As for the OP, it appears to be a sound theory. I can come up with a few exceptions, as when movies that became classics based on written sources were remade, but flopped. “Wuthering Heights” comes to mind. I think most people will always see Olivier as Heathcliff and Merle Oberon as Cathy. The Ralph Fiennes remake was excellent, but no one would have dared to release it theatrically (at least not in the US). Clark Gable and Vivian Leigh in “Gone With The Wind” is another, and Judy Garland in “The Wizard of Oz”.

For me personally, no-one should have played Rupert of Hentzau(sp?) or Captain Nemo after James Mason.

My prayers ascend to the heavens:
“Please, please, get the real Red Dwarf cast for the movie!”

Which reminds me of something else: most RD fans prefer the second Kryten to the first.
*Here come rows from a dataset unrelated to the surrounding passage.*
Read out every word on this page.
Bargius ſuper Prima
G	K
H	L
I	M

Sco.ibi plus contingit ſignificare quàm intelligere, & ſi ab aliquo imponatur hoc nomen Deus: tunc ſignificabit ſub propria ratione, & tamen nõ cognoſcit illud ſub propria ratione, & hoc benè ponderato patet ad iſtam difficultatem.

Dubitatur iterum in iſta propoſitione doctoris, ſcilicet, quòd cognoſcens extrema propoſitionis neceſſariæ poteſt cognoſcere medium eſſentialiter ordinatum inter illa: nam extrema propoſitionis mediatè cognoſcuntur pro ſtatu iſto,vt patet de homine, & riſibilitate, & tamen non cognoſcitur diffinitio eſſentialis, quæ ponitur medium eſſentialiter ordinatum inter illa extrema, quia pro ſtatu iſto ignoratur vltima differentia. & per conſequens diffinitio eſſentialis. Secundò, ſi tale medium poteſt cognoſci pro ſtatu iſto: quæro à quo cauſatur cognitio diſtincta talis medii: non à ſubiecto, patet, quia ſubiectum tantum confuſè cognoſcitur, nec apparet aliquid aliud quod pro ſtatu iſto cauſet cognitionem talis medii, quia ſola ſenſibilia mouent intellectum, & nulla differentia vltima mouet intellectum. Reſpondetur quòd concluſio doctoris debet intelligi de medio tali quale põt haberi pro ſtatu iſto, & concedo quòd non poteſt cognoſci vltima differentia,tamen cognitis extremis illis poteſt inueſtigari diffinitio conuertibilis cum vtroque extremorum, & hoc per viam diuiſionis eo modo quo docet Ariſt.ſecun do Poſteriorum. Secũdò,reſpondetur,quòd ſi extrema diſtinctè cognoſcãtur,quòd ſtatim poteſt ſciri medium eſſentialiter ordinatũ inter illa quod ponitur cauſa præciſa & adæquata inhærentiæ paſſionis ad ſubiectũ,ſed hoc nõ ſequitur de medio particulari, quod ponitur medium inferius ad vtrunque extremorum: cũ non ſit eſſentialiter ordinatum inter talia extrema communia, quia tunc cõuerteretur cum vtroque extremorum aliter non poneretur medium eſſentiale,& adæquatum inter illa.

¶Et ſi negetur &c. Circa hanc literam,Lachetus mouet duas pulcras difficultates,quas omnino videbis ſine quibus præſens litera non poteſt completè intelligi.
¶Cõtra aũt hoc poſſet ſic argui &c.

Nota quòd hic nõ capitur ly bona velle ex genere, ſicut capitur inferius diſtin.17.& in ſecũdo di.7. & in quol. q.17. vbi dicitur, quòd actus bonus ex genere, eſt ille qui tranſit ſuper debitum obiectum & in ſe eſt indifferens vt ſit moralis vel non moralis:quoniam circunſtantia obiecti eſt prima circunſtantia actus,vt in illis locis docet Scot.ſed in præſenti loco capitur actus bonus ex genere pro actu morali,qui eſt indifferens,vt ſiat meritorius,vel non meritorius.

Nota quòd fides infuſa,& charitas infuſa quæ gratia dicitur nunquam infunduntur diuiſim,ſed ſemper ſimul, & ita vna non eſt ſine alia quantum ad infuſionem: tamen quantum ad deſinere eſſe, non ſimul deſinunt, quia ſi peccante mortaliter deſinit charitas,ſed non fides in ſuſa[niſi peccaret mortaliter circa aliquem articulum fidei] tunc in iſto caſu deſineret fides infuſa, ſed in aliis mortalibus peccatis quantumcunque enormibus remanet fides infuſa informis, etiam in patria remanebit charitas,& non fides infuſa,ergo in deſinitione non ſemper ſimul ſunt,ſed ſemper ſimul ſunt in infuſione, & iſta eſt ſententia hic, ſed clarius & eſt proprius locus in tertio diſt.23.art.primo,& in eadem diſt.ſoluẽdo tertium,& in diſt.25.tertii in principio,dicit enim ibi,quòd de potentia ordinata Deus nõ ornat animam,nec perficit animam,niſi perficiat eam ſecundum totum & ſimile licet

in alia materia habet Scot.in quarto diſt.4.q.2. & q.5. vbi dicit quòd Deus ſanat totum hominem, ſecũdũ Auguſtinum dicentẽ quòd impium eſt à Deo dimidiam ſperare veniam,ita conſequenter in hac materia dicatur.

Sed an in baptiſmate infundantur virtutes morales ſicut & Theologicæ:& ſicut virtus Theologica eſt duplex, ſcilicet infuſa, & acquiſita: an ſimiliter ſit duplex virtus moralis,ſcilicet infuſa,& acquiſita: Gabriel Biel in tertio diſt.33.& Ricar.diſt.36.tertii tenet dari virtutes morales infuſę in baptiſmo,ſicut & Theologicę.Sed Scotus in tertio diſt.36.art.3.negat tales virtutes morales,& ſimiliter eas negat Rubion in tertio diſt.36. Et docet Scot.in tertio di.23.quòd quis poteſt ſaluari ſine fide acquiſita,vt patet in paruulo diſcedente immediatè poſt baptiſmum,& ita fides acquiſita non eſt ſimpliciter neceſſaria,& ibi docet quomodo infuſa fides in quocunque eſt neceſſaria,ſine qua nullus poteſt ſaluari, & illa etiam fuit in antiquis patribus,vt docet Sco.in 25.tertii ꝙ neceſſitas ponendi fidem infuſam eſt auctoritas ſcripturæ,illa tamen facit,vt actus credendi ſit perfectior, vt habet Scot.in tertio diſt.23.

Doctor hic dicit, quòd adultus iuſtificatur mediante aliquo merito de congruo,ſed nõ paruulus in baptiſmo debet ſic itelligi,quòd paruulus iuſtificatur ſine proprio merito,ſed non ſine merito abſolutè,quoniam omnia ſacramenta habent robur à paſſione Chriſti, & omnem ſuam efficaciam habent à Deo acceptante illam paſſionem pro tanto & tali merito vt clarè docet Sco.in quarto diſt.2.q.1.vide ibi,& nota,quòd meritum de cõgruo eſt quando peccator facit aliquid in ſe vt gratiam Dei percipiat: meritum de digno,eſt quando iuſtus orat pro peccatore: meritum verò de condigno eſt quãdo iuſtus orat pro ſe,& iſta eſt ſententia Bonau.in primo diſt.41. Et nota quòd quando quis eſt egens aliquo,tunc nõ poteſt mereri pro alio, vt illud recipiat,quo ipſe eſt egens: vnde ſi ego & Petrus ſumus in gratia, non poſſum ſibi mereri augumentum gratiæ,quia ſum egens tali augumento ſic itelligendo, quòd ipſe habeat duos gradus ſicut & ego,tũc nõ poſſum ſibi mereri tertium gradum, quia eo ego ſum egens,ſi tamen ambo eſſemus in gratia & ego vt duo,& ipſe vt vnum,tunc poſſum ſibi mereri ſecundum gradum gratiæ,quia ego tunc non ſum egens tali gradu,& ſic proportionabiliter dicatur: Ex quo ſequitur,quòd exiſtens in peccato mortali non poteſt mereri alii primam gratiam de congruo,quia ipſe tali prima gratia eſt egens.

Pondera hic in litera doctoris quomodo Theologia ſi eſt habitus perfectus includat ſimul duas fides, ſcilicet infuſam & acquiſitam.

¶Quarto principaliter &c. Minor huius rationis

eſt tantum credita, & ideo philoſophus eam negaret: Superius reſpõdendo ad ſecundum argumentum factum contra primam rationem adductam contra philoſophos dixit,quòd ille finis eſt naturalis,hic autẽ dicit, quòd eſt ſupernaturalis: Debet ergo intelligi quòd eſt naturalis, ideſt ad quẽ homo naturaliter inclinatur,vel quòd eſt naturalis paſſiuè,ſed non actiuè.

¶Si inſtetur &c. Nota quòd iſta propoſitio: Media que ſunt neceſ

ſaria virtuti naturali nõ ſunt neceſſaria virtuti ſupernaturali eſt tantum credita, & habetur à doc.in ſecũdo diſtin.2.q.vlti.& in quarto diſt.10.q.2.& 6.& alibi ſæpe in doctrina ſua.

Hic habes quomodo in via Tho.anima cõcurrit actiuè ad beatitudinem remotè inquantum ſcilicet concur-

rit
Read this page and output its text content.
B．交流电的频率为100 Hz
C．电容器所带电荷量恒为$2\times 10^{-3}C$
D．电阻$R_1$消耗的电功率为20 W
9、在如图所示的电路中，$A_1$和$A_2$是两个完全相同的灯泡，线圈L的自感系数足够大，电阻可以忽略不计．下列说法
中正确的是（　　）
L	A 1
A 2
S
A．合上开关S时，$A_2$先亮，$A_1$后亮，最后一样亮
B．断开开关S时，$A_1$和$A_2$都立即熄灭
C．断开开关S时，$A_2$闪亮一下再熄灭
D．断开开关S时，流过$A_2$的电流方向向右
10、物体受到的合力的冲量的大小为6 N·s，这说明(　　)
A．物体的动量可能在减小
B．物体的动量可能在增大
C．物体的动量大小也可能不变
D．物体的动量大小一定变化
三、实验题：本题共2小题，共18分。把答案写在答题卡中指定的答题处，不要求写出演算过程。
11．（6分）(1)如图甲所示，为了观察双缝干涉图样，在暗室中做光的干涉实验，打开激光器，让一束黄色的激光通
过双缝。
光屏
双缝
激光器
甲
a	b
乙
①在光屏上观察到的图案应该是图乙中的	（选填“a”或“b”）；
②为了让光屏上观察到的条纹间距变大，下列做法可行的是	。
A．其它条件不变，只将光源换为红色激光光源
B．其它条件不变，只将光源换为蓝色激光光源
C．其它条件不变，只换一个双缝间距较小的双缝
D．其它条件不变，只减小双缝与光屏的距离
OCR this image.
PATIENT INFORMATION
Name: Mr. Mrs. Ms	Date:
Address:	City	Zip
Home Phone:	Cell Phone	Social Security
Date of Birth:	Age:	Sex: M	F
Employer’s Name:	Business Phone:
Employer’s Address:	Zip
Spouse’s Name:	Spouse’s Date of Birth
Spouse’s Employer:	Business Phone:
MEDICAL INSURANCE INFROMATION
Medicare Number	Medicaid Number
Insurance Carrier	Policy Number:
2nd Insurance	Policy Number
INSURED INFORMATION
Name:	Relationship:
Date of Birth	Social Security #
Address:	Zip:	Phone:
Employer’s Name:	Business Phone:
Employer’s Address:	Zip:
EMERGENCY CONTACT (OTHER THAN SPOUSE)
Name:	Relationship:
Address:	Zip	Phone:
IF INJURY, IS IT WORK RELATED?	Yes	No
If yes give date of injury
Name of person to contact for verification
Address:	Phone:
What does that say?

Stephen King once said that once a particular actor plays a part really well you are stuck(for good or ill) with that person in your mind, even if you go back and read a book the movie or TV show was based on. As an example he asked if anyone could imagine anyone ELSE but Jack Nicholson in his role in "One Flew Over The Cuckoo’s Nest.

That said, in answer to actors who might plays characters in his book The Stand(this was before the miniseries) he said he thought Robert Duvall would make a splendid Randall Flagg. So now if I read the book or watch the miniseries I see BOTH actors when that character is up.

That the first Kryten appeared only in 1 episode - so the veiwers got used to Robert Llewellan (SP?), not him; the makeup was bad - making him unpleasant to look at; and his voice was frighteningly bad.